A exposição estará patente de terça a domingo, das 10:00h às 23:00h, de 07 fevereiro a 03 de março 2019,

Sobre o tema:

 

Sou a soma de várias experiências e cruzamentos sociais, também uma coletânea de várias camadas temporais de personalidade e uma compilação de diversos acontecimentos cronológicos, definitivamente uma manta de retalhos em que cada pedaço de mim corresponde a diferentes influências culturais, políticas, espirituais. A minha arte reflete estas mutações, movimentos, evoluções e retrocessos.  Sou um puzzle de peças soltas aparentemente sem sentido e padrão, desigual entre cada peça.

 

Sobre o espaço:

 

Centro de Exposições de Odivelas

 

O espaço de exposições, cujo edifício se funde com a cidade, é um lugar de cultura, de convívio, de lazer, rodeado, num dos lados, por um espaço verde, o que permite que respire e se torne uma célula urbana autónoma.  O seu design moderno e bem estruturado está preparado para receber vários eventos culturais, em particular projetos artísticos como a pintura, escultura, fotografia.  O local, além de ser um espaço expositivo e de exibição de arte, serve de palco a outros eventos de caráter lúdico e educativo.
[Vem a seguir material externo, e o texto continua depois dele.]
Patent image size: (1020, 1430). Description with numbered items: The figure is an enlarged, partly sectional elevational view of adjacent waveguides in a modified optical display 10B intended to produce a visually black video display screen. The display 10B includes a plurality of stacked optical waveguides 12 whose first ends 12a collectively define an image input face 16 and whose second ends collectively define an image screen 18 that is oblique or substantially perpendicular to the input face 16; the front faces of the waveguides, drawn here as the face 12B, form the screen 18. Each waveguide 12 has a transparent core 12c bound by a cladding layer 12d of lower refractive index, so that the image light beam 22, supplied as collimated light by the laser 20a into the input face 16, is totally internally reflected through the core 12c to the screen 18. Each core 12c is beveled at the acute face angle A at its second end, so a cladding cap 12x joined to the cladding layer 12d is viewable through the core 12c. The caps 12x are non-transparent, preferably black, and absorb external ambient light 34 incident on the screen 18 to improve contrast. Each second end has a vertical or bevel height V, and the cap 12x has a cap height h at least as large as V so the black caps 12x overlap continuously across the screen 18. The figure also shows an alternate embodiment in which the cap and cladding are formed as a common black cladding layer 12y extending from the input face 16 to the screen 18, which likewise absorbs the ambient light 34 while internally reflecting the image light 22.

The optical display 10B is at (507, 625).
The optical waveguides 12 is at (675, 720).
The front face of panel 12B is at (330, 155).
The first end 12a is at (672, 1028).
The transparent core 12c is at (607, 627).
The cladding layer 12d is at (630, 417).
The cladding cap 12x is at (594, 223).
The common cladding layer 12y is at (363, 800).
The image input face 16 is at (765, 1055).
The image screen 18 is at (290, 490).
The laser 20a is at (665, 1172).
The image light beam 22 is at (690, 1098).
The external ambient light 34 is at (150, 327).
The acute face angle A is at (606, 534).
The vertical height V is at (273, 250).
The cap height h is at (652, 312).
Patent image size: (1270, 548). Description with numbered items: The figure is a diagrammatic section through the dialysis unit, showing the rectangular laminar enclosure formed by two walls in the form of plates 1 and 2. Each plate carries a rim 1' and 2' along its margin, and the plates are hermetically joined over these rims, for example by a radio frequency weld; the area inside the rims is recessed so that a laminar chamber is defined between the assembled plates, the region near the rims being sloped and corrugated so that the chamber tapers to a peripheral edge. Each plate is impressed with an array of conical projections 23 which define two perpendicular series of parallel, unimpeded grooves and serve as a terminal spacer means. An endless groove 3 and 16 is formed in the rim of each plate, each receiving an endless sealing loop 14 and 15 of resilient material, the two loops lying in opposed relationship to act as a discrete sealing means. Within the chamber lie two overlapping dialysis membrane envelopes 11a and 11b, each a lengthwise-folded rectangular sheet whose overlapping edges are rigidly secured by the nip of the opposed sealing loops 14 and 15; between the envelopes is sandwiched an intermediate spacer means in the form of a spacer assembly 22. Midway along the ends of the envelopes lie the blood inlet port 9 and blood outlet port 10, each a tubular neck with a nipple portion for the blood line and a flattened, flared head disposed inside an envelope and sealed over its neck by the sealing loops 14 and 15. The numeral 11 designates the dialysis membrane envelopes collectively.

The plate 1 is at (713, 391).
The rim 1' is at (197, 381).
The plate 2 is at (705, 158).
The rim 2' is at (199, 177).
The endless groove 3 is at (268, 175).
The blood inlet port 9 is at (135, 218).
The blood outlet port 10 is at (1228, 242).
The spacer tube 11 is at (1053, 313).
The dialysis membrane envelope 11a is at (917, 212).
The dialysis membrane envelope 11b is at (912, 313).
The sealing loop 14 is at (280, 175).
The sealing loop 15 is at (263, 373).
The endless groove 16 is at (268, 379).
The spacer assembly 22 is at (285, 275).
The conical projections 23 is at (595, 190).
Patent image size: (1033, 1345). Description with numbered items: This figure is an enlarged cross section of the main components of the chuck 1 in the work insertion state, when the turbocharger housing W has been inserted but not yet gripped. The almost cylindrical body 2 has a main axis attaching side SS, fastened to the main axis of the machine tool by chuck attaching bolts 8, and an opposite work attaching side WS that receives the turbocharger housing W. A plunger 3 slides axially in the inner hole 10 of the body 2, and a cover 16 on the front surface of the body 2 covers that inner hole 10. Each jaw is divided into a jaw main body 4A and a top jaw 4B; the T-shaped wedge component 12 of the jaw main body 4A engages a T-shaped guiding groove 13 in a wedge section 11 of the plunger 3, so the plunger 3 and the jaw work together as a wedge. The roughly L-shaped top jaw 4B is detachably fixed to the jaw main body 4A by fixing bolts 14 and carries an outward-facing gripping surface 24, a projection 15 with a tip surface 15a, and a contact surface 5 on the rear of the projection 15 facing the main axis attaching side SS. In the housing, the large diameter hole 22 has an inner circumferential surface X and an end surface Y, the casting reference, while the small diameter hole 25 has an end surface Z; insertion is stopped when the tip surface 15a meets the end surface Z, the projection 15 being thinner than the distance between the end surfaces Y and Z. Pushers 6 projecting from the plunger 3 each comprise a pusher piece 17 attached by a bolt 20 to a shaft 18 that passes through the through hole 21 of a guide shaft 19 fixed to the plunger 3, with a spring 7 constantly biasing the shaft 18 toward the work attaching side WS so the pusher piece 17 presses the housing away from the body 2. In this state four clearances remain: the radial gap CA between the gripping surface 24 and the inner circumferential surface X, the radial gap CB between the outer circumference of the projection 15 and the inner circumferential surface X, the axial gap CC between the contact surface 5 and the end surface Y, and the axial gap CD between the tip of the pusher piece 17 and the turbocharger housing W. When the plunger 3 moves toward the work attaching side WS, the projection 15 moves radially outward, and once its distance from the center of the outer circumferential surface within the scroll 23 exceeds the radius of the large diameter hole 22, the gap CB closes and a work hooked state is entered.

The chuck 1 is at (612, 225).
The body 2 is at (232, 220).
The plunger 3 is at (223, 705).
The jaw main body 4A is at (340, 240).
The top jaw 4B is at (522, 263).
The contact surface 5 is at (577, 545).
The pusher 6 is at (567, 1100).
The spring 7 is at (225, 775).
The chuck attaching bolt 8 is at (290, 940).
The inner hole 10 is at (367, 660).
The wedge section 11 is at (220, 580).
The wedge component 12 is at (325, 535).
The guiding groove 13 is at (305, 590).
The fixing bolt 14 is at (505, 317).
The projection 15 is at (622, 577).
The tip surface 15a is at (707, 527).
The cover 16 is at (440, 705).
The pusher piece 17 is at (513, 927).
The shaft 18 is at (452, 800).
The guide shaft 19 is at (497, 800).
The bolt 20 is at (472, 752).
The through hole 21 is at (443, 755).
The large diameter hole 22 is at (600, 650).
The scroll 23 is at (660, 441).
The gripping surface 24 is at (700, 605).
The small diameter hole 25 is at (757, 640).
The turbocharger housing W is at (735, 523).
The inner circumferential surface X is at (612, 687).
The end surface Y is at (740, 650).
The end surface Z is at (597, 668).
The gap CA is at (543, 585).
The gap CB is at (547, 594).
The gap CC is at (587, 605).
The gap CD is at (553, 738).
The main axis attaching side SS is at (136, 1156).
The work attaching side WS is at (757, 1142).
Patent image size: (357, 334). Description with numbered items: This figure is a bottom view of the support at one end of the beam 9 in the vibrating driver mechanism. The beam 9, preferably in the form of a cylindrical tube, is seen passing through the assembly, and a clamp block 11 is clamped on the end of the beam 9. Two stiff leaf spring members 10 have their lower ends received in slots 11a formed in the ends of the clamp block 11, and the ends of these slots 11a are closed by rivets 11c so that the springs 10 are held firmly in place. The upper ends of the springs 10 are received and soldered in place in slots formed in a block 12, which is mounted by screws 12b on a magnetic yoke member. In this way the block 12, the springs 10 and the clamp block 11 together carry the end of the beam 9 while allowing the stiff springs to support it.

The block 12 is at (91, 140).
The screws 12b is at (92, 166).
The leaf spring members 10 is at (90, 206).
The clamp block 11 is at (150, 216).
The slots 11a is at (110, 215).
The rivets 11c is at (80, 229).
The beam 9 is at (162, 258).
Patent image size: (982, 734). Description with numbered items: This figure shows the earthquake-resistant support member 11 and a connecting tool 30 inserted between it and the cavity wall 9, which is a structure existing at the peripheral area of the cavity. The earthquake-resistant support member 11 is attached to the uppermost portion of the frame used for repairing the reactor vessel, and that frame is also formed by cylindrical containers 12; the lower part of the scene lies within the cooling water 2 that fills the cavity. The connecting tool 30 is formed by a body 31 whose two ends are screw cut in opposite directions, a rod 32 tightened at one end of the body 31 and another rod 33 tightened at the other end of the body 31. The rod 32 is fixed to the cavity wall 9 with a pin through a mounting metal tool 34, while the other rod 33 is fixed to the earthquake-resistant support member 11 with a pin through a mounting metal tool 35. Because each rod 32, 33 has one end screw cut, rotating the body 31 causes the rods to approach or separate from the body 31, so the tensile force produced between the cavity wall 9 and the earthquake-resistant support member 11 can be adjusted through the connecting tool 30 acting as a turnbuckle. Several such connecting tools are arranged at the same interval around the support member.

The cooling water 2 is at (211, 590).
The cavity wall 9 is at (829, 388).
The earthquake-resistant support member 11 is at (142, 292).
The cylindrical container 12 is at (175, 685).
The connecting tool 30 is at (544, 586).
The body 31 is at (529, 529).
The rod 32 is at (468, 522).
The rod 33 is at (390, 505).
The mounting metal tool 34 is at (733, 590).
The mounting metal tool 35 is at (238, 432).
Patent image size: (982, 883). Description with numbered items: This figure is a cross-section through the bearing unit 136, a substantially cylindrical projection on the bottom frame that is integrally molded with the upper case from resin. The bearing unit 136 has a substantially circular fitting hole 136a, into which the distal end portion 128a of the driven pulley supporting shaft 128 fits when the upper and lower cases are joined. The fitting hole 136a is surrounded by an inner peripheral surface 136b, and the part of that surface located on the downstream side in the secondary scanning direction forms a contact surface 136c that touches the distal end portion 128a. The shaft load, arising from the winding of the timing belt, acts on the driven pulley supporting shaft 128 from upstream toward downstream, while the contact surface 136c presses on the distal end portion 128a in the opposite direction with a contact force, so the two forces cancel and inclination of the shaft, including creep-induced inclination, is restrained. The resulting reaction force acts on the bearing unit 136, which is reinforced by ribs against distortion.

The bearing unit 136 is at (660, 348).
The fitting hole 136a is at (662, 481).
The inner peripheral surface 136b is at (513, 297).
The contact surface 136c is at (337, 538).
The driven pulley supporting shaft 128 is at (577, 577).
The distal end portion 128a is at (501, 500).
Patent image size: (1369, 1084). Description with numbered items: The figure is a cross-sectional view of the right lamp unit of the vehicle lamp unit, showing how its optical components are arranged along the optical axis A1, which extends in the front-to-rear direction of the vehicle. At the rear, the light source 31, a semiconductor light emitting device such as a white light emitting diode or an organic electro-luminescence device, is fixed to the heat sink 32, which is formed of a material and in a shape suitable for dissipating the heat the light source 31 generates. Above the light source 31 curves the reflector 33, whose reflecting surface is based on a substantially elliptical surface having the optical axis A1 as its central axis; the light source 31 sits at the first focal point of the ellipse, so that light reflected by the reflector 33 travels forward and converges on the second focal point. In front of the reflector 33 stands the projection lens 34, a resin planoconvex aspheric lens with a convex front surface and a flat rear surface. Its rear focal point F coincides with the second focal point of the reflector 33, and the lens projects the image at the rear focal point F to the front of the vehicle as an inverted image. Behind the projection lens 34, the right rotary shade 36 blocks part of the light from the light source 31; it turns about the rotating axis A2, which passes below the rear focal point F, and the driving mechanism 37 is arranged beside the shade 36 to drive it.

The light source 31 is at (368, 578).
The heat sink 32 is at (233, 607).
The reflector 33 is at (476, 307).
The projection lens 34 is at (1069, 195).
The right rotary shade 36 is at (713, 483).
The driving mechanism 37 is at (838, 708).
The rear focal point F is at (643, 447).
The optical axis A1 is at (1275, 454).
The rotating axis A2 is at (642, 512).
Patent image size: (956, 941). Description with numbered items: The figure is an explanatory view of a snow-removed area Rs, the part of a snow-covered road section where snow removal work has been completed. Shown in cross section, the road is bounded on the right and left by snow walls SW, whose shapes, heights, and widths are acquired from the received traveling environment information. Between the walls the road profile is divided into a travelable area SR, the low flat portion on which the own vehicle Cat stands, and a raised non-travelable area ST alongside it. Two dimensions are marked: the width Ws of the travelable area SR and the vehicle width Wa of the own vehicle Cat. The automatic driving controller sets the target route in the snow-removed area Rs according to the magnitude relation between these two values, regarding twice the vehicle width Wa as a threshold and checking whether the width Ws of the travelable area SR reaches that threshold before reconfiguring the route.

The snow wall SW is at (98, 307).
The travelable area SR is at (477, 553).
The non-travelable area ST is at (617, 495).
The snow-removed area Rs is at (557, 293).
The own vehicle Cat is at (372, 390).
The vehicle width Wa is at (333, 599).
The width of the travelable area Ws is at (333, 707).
Geograficamente perto de Lisboa, munido de todos os equipamentos necessários à realização de exposições artísticas, recetor de uma luz natural excecional, o seu espaço, tem sido muito solicitado pelos artistas. 

 

Rua Fernão Lopes (junto ao Jardim da Música)

Odivelas

cultura@cm-odivelas.pt <cultura@cm-odivelas.pt

http://www.cm-odivelas.pt

 

Biografia

A Ildebranda Martins nasceu  em Angola em 1965. Em 1990, já com espaço suficiente  para criar  um atelier,  começou a dedicar-se mais à pintura.  Em 1995,  fez as  suas primeiras exposições individuais, que depois alargou para coletivas.

As últimas criações, muitas delas instalações, assentam em manequins sobre os quais foram aplicadas peças diversas do dia-a-dia.  Provavelmente, devido à pratica da reciclagem na construção dessas obras, podemos identifica-las, pelo menos parcialmente, como criações típicas do movimento artístico da” Arte Povera”.

Desde da abertura da Galeria de Arte Beltrão Coelho em 2015 que profissionalmente e artisticamente está totalmente ligada à arte, tendo-se tornado a face mais visível deste espaço de responsabilidade social. De momento, fora do projeto da Galeria Beltrão Coelho, onde é curadora,  participa como artista em exposições individuais e  em projetos coletivos de grupos  como os das “Mulheres com Arte” e do  “Universo Africano” e sempre que possível em Bienais de Arte a nível nacional.